With the growing need for psychiatric and mental health care resources, the University of Alabama at Birmingham School of Nursing and Bibb Medical Center are expanding services to provide specialized care to patients across the lifespan. Two UABSON Psychiatric-Mental Health Nurse Practitioners are now available to see patients at the Centreville clinic.

Associate Professor and Interim Associate Dean for Clinical and Global Partnerships Michele Talley, PhD, CRNP, ACNP-BC, FAANP, FNAP, FAAN (BSN 1996, MSN 2005, PhD 2015), said the School has prioritized help for rural communities, where mental health resources are sometimes scarce.

“We are trying to replicate and broaden services to meet the needs of Alabamians and improve access to care,” Talley said. "We can’t be discouraged by barriers of care; Instead, we must press on to care for the most vulnerable of populations in our state.”

Bibb Medical Center Chief Executive Officer Joseph Marchant said there is a significant need for behavioral health care in the community. Before the clinic opened, patients had to travel to Birmingham or Tuscaloosa for those services. Marchant hopes the convenient access in a discreet setting will encourage patients to seek care.

“Integrating it into a traditional primary care setting was really our model. It was, how can we normalize this in a way that’s just health care? It’s not mental health, it’s just health care,” Marchant said. “If you pull up in the parking lot or if you’re sitting in a waiting room, no one’s the wiser of what you’re there for relative to your needs.”

UABSON Instructor Brenda Mayfield, MSN, CRNP, PMHNP-BC (MSN 2018), has seen patients at the clinic since November 2020.

“I have seen patients who were very, very sick who are very, very stable now,” Mayfield said of the impact of care. “Patients with bipolar disorder or schizophrenia, I’ve seen some of those patients—they’ve gone back to work, they’ve gone back to school, they’re functioning well in the community. They’re not in the hospital, they’re not on the streets, and so we continue to try and build support systems around them.”

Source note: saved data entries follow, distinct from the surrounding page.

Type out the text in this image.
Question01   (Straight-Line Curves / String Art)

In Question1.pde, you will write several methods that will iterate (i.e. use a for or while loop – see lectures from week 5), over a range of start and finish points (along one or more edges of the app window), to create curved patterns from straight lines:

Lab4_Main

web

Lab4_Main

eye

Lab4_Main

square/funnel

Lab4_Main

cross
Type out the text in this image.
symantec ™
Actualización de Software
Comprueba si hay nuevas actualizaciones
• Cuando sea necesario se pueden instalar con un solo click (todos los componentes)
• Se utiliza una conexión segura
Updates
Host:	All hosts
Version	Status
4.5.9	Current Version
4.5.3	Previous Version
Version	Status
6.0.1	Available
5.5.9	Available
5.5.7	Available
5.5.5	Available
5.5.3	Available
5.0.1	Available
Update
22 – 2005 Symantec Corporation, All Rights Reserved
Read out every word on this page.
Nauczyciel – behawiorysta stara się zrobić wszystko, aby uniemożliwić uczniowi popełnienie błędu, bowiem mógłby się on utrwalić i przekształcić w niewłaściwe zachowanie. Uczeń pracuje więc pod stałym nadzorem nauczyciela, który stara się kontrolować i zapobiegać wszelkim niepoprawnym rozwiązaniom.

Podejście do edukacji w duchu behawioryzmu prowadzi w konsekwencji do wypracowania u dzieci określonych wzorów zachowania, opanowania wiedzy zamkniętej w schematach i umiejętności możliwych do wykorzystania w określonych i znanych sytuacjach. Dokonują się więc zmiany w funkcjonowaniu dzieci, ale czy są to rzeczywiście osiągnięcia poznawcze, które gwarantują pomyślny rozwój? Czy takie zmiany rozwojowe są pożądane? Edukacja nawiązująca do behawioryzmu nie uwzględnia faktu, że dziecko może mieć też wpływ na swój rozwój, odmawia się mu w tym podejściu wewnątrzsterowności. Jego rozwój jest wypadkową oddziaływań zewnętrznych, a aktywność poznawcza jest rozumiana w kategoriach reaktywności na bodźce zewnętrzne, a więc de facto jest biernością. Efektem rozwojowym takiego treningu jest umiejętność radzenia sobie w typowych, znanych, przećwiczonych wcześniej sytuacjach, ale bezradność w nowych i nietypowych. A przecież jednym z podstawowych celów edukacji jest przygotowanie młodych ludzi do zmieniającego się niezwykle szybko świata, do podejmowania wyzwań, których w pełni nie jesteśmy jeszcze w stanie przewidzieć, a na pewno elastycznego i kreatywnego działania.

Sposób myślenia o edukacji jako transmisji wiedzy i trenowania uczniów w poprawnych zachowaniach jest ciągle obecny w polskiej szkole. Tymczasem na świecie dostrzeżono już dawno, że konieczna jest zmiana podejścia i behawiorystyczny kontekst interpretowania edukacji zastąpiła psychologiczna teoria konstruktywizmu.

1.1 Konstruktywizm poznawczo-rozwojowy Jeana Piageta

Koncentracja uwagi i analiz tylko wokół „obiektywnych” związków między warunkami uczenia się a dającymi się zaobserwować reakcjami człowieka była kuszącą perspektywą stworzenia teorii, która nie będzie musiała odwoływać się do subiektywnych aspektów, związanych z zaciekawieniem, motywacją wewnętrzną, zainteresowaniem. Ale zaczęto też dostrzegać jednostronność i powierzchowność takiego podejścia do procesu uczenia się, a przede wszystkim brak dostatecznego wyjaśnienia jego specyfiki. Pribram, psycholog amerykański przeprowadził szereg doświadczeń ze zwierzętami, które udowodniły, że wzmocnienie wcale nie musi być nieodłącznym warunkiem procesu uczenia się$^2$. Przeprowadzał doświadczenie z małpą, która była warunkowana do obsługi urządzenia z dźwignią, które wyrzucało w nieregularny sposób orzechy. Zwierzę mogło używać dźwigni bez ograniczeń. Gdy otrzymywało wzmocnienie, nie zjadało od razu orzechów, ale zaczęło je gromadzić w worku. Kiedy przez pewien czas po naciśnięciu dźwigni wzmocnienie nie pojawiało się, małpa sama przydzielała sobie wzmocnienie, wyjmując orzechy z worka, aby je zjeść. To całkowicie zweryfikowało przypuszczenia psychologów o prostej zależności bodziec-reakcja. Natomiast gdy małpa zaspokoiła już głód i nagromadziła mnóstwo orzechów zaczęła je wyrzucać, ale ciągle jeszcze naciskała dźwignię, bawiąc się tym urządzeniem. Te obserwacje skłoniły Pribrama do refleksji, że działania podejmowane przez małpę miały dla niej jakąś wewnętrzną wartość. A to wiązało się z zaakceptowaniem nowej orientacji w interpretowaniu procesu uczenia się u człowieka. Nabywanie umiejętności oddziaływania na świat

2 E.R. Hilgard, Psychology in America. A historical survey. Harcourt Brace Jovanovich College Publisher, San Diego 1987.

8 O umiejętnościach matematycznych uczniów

The recent addition of UABSON Instructor Simone Durand, MSN, MS, CRNP, PMHNP-BC (BSN 2011, MSN 2013), enabled the clinic to provide targeted care to patients across the lifespan three days a week.

“A lot of my work at Bibb involves helping families communicate better, support children more successfully, and navigate social stressors,” Durand said. “Anxiety, trauma, or substance use can affect anyone. We collectively have experience working with patients age 3 to 100.”

For the UABSON, the partnership provides educational opportunities for students as well faculty practices to support the education, research and service missions of the School.

“The faculty practices tie into the School’s mission of targeting vulnerable populations, providing services to this population and improving access to care,” Talley said. “Faculty practices equip sites with expert clinicians and educators who are committed to building the workforce to care for vulnerable populations through practicum experiences. Psych/mental health nurse practitioner students are gaining valuable experiences with our faculty who are practicing in these areas and our Doctor of Nursing Practice students are also joining faculty in these sites to conduct quality improvement projects.”

Marchant wants people in the Bibb County community to know that the resources are available locally.

“Anxiety and depression touch us all, all our families,” Marchant said. “Whether it’s grieving for the loss of a loved one or it’s a new diagnosis that a family receives, you just never know what the person you’re walking by or you’re encountering is really going through. I think what we want them to know is that this care is available and it’s convenient.”